Michael Stewart needs his coffee and cigarettes. The prolific 24-year-old MC, better known by his stage name Mic Stew, began puffing on Marlboro Reds while a freshman at Temple University, finding that it helped him write lyrics. With an upcoming Big L-inspired EP due for release this fall, and his well-received debut LP, Peaceworld, already in the books, it doesn’t look like Mic Stew will be kicking his habit anytime soon.
Peaceworld, which was released this past April, has earned positive reviews from local print and radio outlets, but as good as that album is, Stewart is still best known for his formidable freestyle ability. He jumped onto the national radar when he won last year’s Red Bull EmSee Freestyle Battle, one of the biggest freestyle events in the country, which forced competitors to include randomized words into their raps. Thanks to his signature quick wit and natural flow, Stewart was awarded $10,000, along with the recognition and performing opportunities that winning the event entailed. And, in case there’s any doubt of the battle’s validity, David Banner, Big K.R.I.T., and none other than DJ Premier were its judges.
“What Red Bull did was cut the fat,” Stewart tells PW. “It’s been very helpful in legitimating me as a professional. It opened up the doors to a lot of sponsorship opportunities and a lot of quality bookings that before I had to fight for. Now, they’re coming to me.”
Among his exploits since winning the Red Bull EmSee contest are stints sharing the stage with the Roots’ Questlove, playing at the Firefly Festival, and he’ll head back to Delaware this month for the FoxTail Fest, where he’ll be performing alongside Machine Gun Kelly and Travi$ Scott. Tonight in Rittenhouse Square, he’ll be sharing the stage with hip-hop luminary Cee Knowledge (formerly Doodlebug of Digable Planets fame) and his Cosmic Funk Orchestra for the final installation of this year’s PW "Concerts in the Park" series.
Citing the Fugees, Tupac and Jay Z as early influences, Stewart began freestyling when he was just 12. The unassuming MC, who grew up in Royersford, Pa., has always had a profound love of music, thanks in large part to parents who, he says, danced to blues in the house and “sang in the car and all that shit.” By the time he moved to Philly to attend Temple, Stewart had a very clear plan in place: conquer the city’s hip-hop network. When his nose wasn’t buried in history and physics textbooks, he was busy performing at any club or venue that would host him. As it turns out, Temple may have been the most important choice for him, and not just academically. Stewart credits Temple’s “Freestyle Fridays,” an unofficial weekly cipher—lingo for a group freestyle session—that meets at the campus landmark Bell Tower, to his ascent up the Philadelphia hip-hop scene.
“People were starting to hear about that all over the city and come out to see,” says Stewart, pausing to take a long drag on his cigarette.
In the wake of his battle victories, Stewart has eschewed the record label path, choosing to self-release his material, including Peaceworld.
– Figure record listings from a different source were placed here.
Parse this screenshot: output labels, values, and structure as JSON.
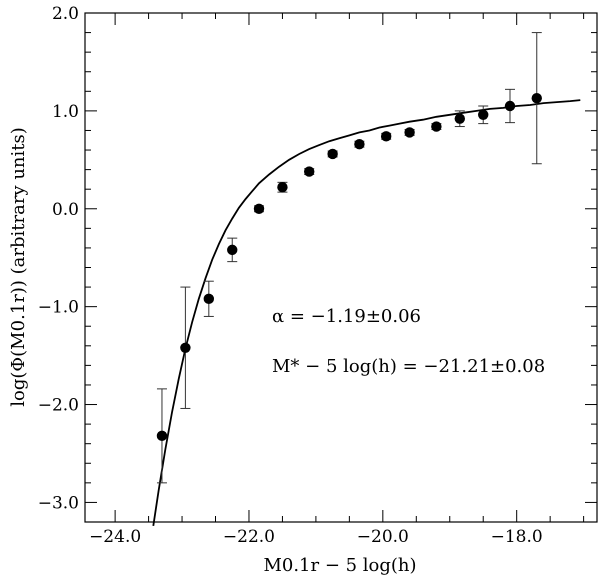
{
  "chart_data": {
    "type": "scatter",
    "xlabel": "M0.1r − 5 log(h)",
    "ylabel": "log(Φ(M0.1r))   (arbitrary units)",
    "xlim": [
      -24.45,
      -16.8
    ],
    "ylim": [
      -3.2,
      2.0
    ],
    "x_ticks": [
      -24.0,
      -22.0,
      -20.0,
      -18.0
    ],
    "x_tick_labels": [
      "−24.0",
      "−22.0",
      "−20.0",
      "−18.0"
    ],
    "y_ticks": [
      -3.0,
      -2.0,
      -1.0,
      0.0,
      1.0,
      2.0
    ],
    "y_tick_labels": [
      "−3.0",
      "−2.0",
      "−1.0",
      "0.0",
      "1.0",
      "2.0"
    ],
    "series": [
      {
        "kind": "points_with_errorbars",
        "x": [
          -23.3,
          -22.95,
          -22.6,
          -22.25,
          -21.85,
          -21.5,
          -21.1,
          -20.75,
          -20.35,
          -19.95,
          -19.6,
          -19.2,
          -18.85,
          -18.5,
          -18.1,
          -17.7
        ],
        "y": [
          -2.32,
          -1.42,
          -0.92,
          -0.42,
          0.0,
          0.22,
          0.38,
          0.56,
          0.66,
          0.74,
          0.78,
          0.84,
          0.92,
          0.96,
          1.05,
          1.13
        ],
        "err": [
          0.48,
          0.62,
          0.18,
          0.12,
          0.03,
          0.05,
          0.03,
          0.03,
          0.03,
          0.03,
          0.03,
          0.03,
          0.08,
          0.09,
          0.17,
          0.67
        ]
      },
      {
        "kind": "fit_curve",
        "x": [
          -23.43,
          -23.35,
          -23.25,
          -23.15,
          -23.05,
          -22.95,
          -22.85,
          -22.75,
          -22.65,
          -22.55,
          -22.45,
          -22.35,
          -22.25,
          -22.15,
          -22.05,
          -21.95,
          -21.85,
          -21.7,
          -21.55,
          -21.4,
          -21.25,
          -21.1,
          -20.95,
          -20.8,
          -20.65,
          -20.5,
          -20.35,
          -20.2,
          -20.05,
          -19.9,
          -19.75,
          -19.6,
          -19.4,
          -19.2,
          -19.0,
          -18.8,
          -18.6,
          -18.4,
          -18.2,
          -18.0,
          -17.8,
          -17.6,
          -17.4,
          -17.2,
          -17.05
        ],
        "y": [
          -3.24,
          -2.88,
          -2.46,
          -2.08,
          -1.74,
          -1.43,
          -1.16,
          -0.92,
          -0.71,
          -0.52,
          -0.36,
          -0.22,
          -0.1,
          0.01,
          0.1,
          0.18,
          0.26,
          0.35,
          0.43,
          0.5,
          0.56,
          0.61,
          0.65,
          0.69,
          0.72,
          0.75,
          0.78,
          0.8,
          0.83,
          0.85,
          0.87,
          0.89,
          0.91,
          0.94,
          0.96,
          0.98,
          1.0,
          1.02,
          1.03,
          1.05,
          1.06,
          1.08,
          1.09,
          1.1,
          1.11
        ]
      }
    ],
    "annotations": [
      "α = −1.19±0.06",
      "M* − 5 log(h) = −21.21±0.08"
    ],
    "grid": false,
    "legend": "none"
  }
}
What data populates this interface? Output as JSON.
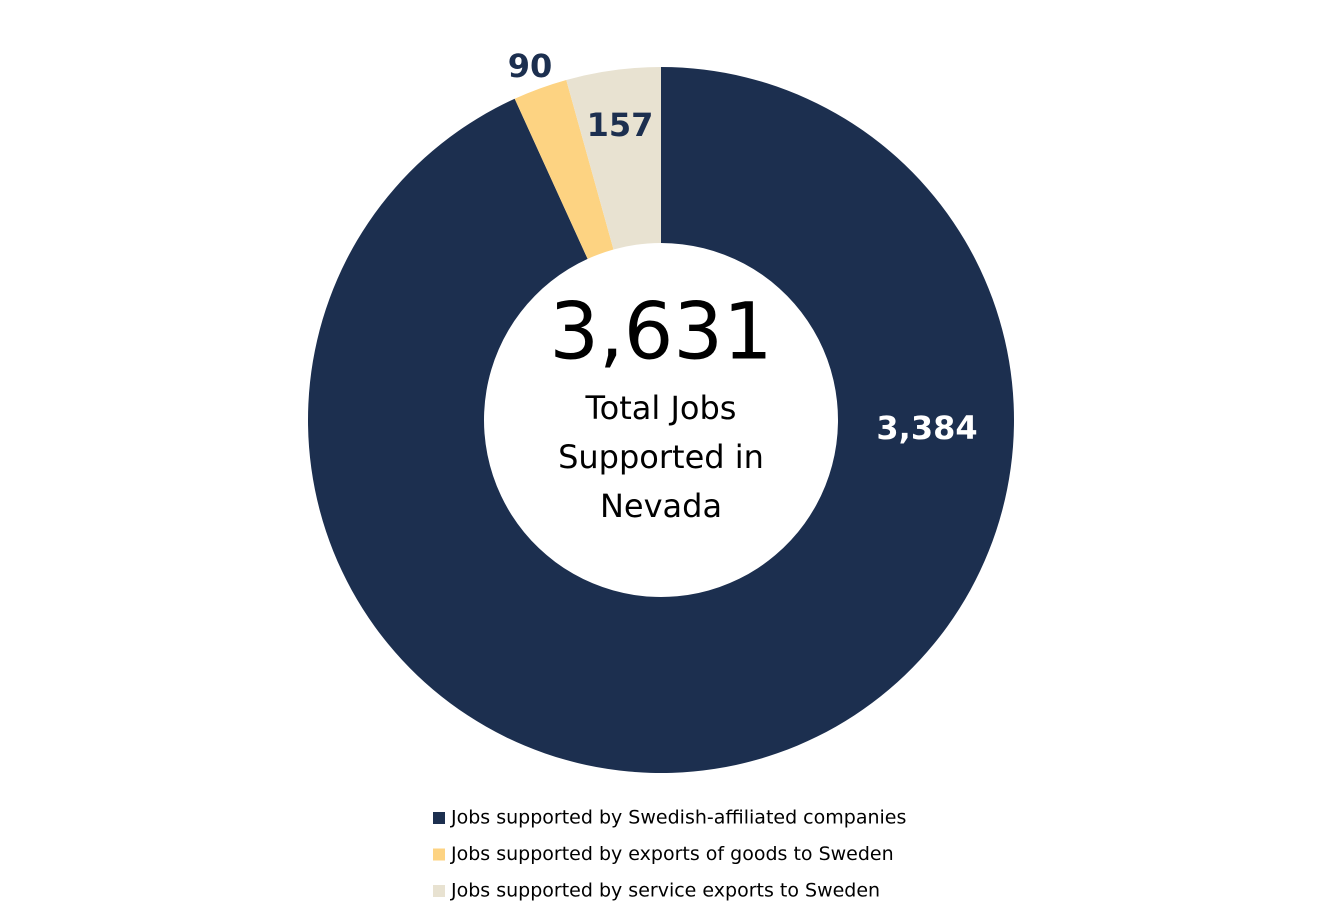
{
  "chart_data": {
    "type": "donut",
    "categories": [
      "Jobs supported by Swedish-affiliated companies",
      "Jobs supported by exports of goods to Sweden",
      "Jobs supported by service exports to Sweden"
    ],
    "values": [
      3384,
      90,
      157
    ],
    "value_labels": [
      "3,384",
      "90",
      "157"
    ],
    "colors": [
      "#1c2f4f",
      "#fdd382",
      "#e8e2d1"
    ],
    "total": {
      "value": 3631,
      "label": "3,631"
    },
    "center_text": [
      "Total Jobs",
      "Supported in",
      "Nevada"
    ]
  }
}
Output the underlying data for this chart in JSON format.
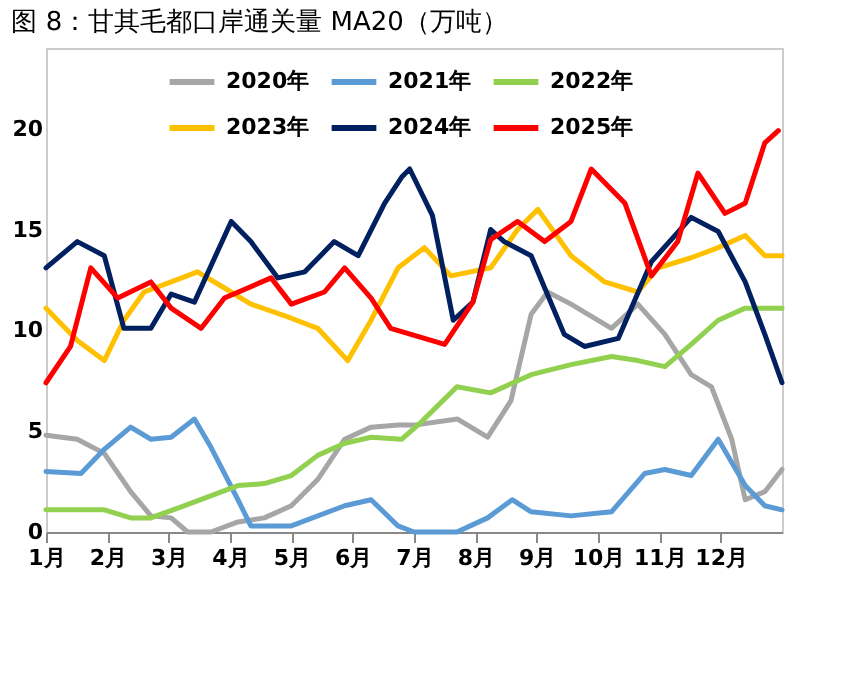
{
  "chart_data": {
    "type": "line",
    "title": "图 8：甘其毛都口岸通关量 MA20（万吨）",
    "xlim": [
      1,
      13
    ],
    "xticks": [
      {
        "value": 1,
        "label": "1月"
      },
      {
        "value": 2,
        "label": "2月"
      },
      {
        "value": 3,
        "label": "3月"
      },
      {
        "value": 4,
        "label": "4月"
      },
      {
        "value": 5,
        "label": "5月"
      },
      {
        "value": 6,
        "label": "6月"
      },
      {
        "value": 7,
        "label": "7月"
      },
      {
        "value": 8,
        "label": "8月"
      },
      {
        "value": 9,
        "label": "9月"
      },
      {
        "value": 10,
        "label": "10月"
      },
      {
        "value": 11,
        "label": "11月"
      },
      {
        "value": 12,
        "label": "12月"
      }
    ],
    "ylim": [
      0,
      24
    ],
    "yticks": [
      0,
      5,
      10,
      15,
      20
    ],
    "grid": false,
    "legend": "top",
    "marker": "none",
    "line_style": "solid",
    "series": [
      {
        "name": "2020年",
        "color": "#a6a6a6",
        "x": [
          1,
          1.51,
          1.95,
          2.38,
          2.71,
          3.04,
          3.31,
          3.69,
          4.13,
          4.56,
          5.0,
          5.43,
          5.87,
          6.3,
          6.74,
          7.0,
          7.71,
          8.2,
          8.58,
          8.91,
          9.18,
          9.56,
          10.22,
          10.65,
          11.09,
          11.52,
          11.85,
          12.18,
          12.4,
          12.72,
          13
        ],
        "values": [
          4.8,
          4.6,
          3.9,
          2.0,
          0.8,
          0.7,
          0,
          0,
          0.5,
          0.7,
          1.3,
          2.6,
          4.6,
          5.2,
          5.3,
          5.3,
          5.6,
          4.7,
          6.5,
          10.8,
          11.9,
          11.3,
          10.1,
          11.3,
          9.8,
          7.8,
          7.2,
          4.6,
          1.6,
          2.0,
          3.1
        ]
      },
      {
        "name": "2021年",
        "color": "#5b9bd5",
        "x": [
          1,
          1.57,
          1.95,
          2.38,
          2.71,
          3.04,
          3.42,
          3.69,
          4.13,
          4.34,
          5.0,
          5.87,
          6.3,
          6.74,
          7.0,
          7.7,
          8.2,
          8.6,
          8.91,
          9.56,
          10.22,
          10.76,
          11.09,
          11.52,
          11.96,
          12.4,
          12.72,
          13
        ],
        "values": [
          3.0,
          2.9,
          4.1,
          5.2,
          4.6,
          4.7,
          5.6,
          4.2,
          1.6,
          0.3,
          0.3,
          1.3,
          1.6,
          0.3,
          0,
          0,
          0.7,
          1.6,
          1.0,
          0.8,
          1.0,
          2.9,
          3.1,
          2.8,
          4.6,
          2.3,
          1.3,
          1.1
        ]
      },
      {
        "name": "2022年",
        "color": "#92d050",
        "x": [
          1,
          1.95,
          2.38,
          2.71,
          3.25,
          4.13,
          4.56,
          5.0,
          5.43,
          5.87,
          6.3,
          6.8,
          7.1,
          7.7,
          8.25,
          8.91,
          9.56,
          10.22,
          10.65,
          11.09,
          11.52,
          11.96,
          12.4,
          13
        ],
        "values": [
          1.1,
          1.1,
          0.7,
          0.7,
          1.3,
          2.3,
          2.4,
          2.8,
          3.8,
          4.4,
          4.7,
          4.6,
          5.4,
          7.2,
          6.9,
          7.8,
          8.3,
          8.7,
          8.5,
          8.2,
          9.3,
          10.5,
          11.1,
          11.1
        ]
      },
      {
        "name": "2023年",
        "color": "#ffc000",
        "x": [
          1,
          1.51,
          1.95,
          2.27,
          2.6,
          3.04,
          3.47,
          3.91,
          4.34,
          5.0,
          5.43,
          5.92,
          6.3,
          6.74,
          7.17,
          7.6,
          8.25,
          8.69,
          9.02,
          9.56,
          10.11,
          10.65,
          10.98,
          11.52,
          11.96,
          12.4,
          12.72,
          13
        ],
        "values": [
          11.1,
          9.5,
          8.5,
          10.5,
          11.9,
          12.4,
          12.9,
          12.1,
          11.3,
          10.6,
          10.1,
          8.5,
          10.5,
          13.1,
          14.1,
          12.7,
          13.1,
          15.0,
          16.0,
          13.7,
          12.4,
          11.9,
          13.1,
          13.6,
          14.1,
          14.7,
          13.7,
          13.7
        ]
      },
      {
        "name": "2024年",
        "color": "#002060",
        "x": [
          1,
          1.51,
          1.95,
          2.27,
          2.71,
          3.04,
          3.42,
          4.02,
          4.34,
          4.78,
          5.22,
          5.7,
          6.09,
          6.52,
          6.8,
          6.93,
          7.3,
          7.64,
          7.96,
          8.25,
          8.47,
          8.91,
          9.45,
          9.78,
          10.33,
          10.87,
          11.52,
          11.96,
          12.4,
          12.72,
          13
        ],
        "values": [
          13.1,
          14.4,
          13.7,
          10.1,
          10.1,
          11.8,
          11.4,
          15.4,
          14.4,
          12.6,
          12.9,
          14.4,
          13.7,
          16.3,
          17.6,
          18.0,
          15.7,
          10.5,
          11.4,
          15.0,
          14.4,
          13.7,
          9.8,
          9.2,
          9.6,
          13.4,
          15.6,
          14.9,
          12.4,
          9.8,
          7.4
        ]
      },
      {
        "name": "2025年",
        "color": "#ff0000",
        "x": [
          1,
          1.4,
          1.73,
          2.17,
          2.71,
          3.04,
          3.53,
          3.91,
          4.67,
          5.0,
          5.54,
          5.87,
          6.3,
          6.62,
          6.95,
          7.5,
          7.96,
          8.25,
          8.69,
          9.13,
          9.56,
          9.89,
          10.44,
          10.87,
          11.3,
          11.63,
          12.07,
          12.4,
          12.72,
          12.94
        ],
        "values": [
          7.4,
          9.2,
          13.1,
          11.6,
          12.4,
          11.1,
          10.1,
          11.6,
          12.6,
          11.3,
          11.9,
          13.1,
          11.6,
          10.1,
          9.8,
          9.3,
          11.4,
          14.5,
          15.4,
          14.4,
          15.4,
          18.0,
          16.3,
          12.7,
          14.4,
          17.8,
          15.8,
          16.3,
          19.3,
          19.9
        ]
      }
    ]
  }
}
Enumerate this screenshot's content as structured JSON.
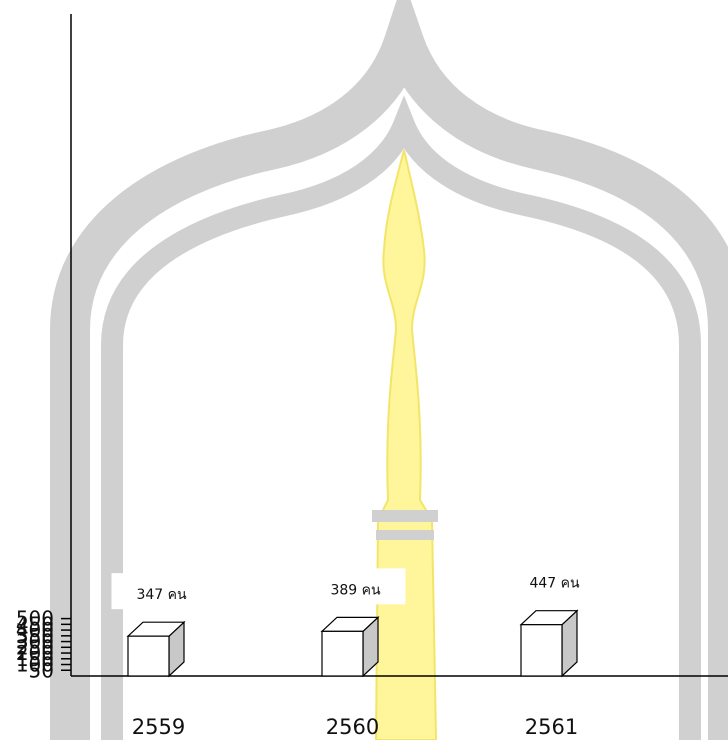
{
  "chart_data": {
    "type": "bar",
    "categories": [
      "2559",
      "2560",
      "2561"
    ],
    "values": [
      347,
      389,
      447
    ],
    "data_labels": [
      "347 คน",
      "389 คน",
      "447 คน"
    ],
    "yticks": [
      50,
      100,
      150,
      200,
      250,
      300,
      350,
      400,
      450,
      500
    ],
    "ylim": [
      0,
      500
    ],
    "grid": false,
    "style": "3d-bar",
    "colors": {
      "bar_face": "#ffffff",
      "bar_side": "#c8c8c8",
      "bar_stroke": "#000000",
      "watermark_arch": "#d0d0d0",
      "watermark_spire": "#fff59a"
    }
  }
}
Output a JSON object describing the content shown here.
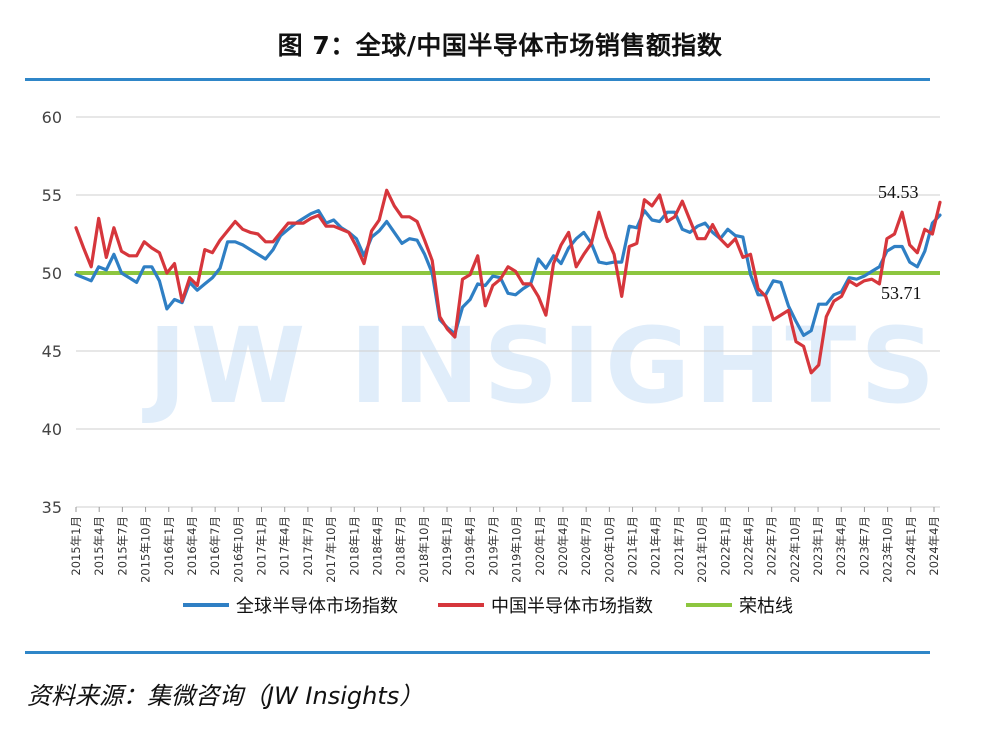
{
  "title": "图 7：全球/中国半导体市场销售额指数",
  "source": "资料来源：集微咨询（JW Insights）",
  "watermark": "JW INSIGHTS",
  "chart_data": {
    "type": "line",
    "ylim": [
      35,
      60
    ],
    "yticks": [
      35,
      40,
      45,
      50,
      55,
      60
    ],
    "grid": true,
    "legend_position": "bottom",
    "x_labels": [
      "2015年1月",
      "2015年4月",
      "2015年7月",
      "2015年10月",
      "2016年1月",
      "2016年4月",
      "2016年7月",
      "2016年10月",
      "2017年1月",
      "2017年4月",
      "2017年7月",
      "2017年10月",
      "2018年1月",
      "2018年4月",
      "2018年7月",
      "2018年10月",
      "2019年1月",
      "2019年4月",
      "2019年7月",
      "2019年10月",
      "2020年1月",
      "2020年4月",
      "2020年7月",
      "2020年10月",
      "2021年1月",
      "2021年4月",
      "2021年7月",
      "2021年10月",
      "2022年1月",
      "2022年4月",
      "2022年7月",
      "2022年10月",
      "2023年1月",
      "2023年4月",
      "2023年7月",
      "2023年10月",
      "2024年1月",
      "2024年4月"
    ],
    "series": [
      {
        "name": "全球半导体市场指数",
        "color": "#2f7fc4",
        "values": [
          49.9,
          49.7,
          49.5,
          50.4,
          50.2,
          51.2,
          50.0,
          49.7,
          49.4,
          50.4,
          50.4,
          49.5,
          47.7,
          48.3,
          48.1,
          49.4,
          48.9,
          49.3,
          49.7,
          50.3,
          52.0,
          52.0,
          51.8,
          51.5,
          51.2,
          50.9,
          51.5,
          52.4,
          52.8,
          53.2,
          53.5,
          53.8,
          54.0,
          53.2,
          53.4,
          52.9,
          52.6,
          52.2,
          51.1,
          52.3,
          52.7,
          53.3,
          52.6,
          51.9,
          52.2,
          52.1,
          51.2,
          50.0,
          47.0,
          46.5,
          46.1,
          47.8,
          48.3,
          49.3,
          49.2,
          49.8,
          49.7,
          48.7,
          48.6,
          49.0,
          49.3,
          50.9,
          50.3,
          51.1,
          50.6,
          51.6,
          52.2,
          52.6,
          51.9,
          50.7,
          50.6,
          50.7,
          50.7,
          53.0,
          52.9,
          54.0,
          53.4,
          53.3,
          53.9,
          53.9,
          52.8,
          52.6,
          53.0,
          53.2,
          52.6,
          52.2,
          52.8,
          52.4,
          52.3,
          49.9,
          48.6,
          48.6,
          49.5,
          49.4,
          47.9,
          46.9,
          46.0,
          46.3,
          48.0,
          48.0,
          48.6,
          48.8,
          49.7,
          49.6,
          49.8,
          50.1,
          50.4,
          51.4,
          51.7,
          51.7,
          50.7,
          50.4,
          51.4,
          53.2,
          53.71
        ]
      },
      {
        "name": "中国半导体市场指数",
        "color": "#d6363c",
        "values": [
          52.9,
          51.6,
          50.4,
          53.5,
          51.0,
          52.9,
          51.4,
          51.1,
          51.1,
          52.0,
          51.6,
          51.3,
          50.0,
          50.6,
          48.2,
          49.7,
          49.2,
          51.5,
          51.3,
          52.1,
          52.7,
          53.3,
          52.8,
          52.6,
          52.5,
          52.0,
          52.0,
          52.6,
          53.2,
          53.2,
          53.2,
          53.5,
          53.7,
          53.0,
          53.0,
          52.8,
          52.6,
          51.7,
          50.6,
          52.7,
          53.4,
          55.3,
          54.3,
          53.6,
          53.6,
          53.3,
          52.1,
          50.8,
          47.2,
          46.4,
          45.9,
          49.6,
          49.9,
          51.1,
          47.9,
          49.2,
          49.6,
          50.4,
          50.1,
          49.3,
          49.3,
          48.5,
          47.3,
          50.6,
          51.8,
          52.6,
          50.4,
          51.2,
          51.9,
          53.9,
          52.3,
          51.2,
          48.5,
          51.7,
          51.9,
          54.7,
          54.3,
          55.0,
          53.3,
          53.6,
          54.6,
          53.4,
          52.2,
          52.2,
          53.1,
          52.2,
          51.7,
          52.2,
          51.0,
          51.2,
          49.0,
          48.5,
          47.0,
          47.3,
          47.6,
          45.6,
          45.3,
          43.6,
          44.1,
          47.2,
          48.2,
          48.5,
          49.5,
          49.2,
          49.5,
          49.6,
          49.3,
          52.2,
          52.5,
          53.9,
          51.8,
          51.3,
          52.8,
          52.5,
          54.53
        ]
      },
      {
        "name": "荣枯线",
        "color": "#8dc63f",
        "values": [
          50,
          50
        ]
      }
    ],
    "annotations": [
      {
        "text": "54.53",
        "series": "中国半导体市场指数"
      },
      {
        "text": "53.71",
        "series": "全球半导体市场指数"
      }
    ]
  }
}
The move is a bold one: He is forgoing all the guaranteed provisions and marketing strategies that even a small label can offer, with his sights set instead on building his reputation should a larger label come knocking.
“The metric for success and market value right now is your social network,” he says. “If you want to get a meeting with Sony tomorrow, you either need to know somebody who really, really cares about your music, or you need 150,000 views on your YouTube videos and 50,000 Twitter followers. We’re not interested in having that conversation with labels right now because they’re not going to be giving me anywhere near the type of deal I’m looking for, which is creative freedom. Right now, we’re trying to be self-powered until we get large enough to sit on the other side of a bargaining table and make some demands.”
Stewart appears to be relying, either by fortune or divine design, on the strength of his mic skills at a time when the importance of real ability is starting to matter in hip-hop again. As his hot latest single boasts, “I’m not from Brooklyn, but I’ll holler, “Booker, booker, pick a book up”/I’m not a back packer, there’s just words you need to look up/Kitchen’s getting hotter from the verses that I cook up/Now I’m pushing product, SAMlive got the hook-up.”
“Creativity shouldn’t be bound,” he says, flicking away cigarette ash. “I think you should be as creative as possible and as talented as possible. And showcase that to the best of your abilities.”
Wed., Sept. 4. 7pm. Free. Rittenhouse Square, Walnut St. between 18th St. and Rittenhouse Square West.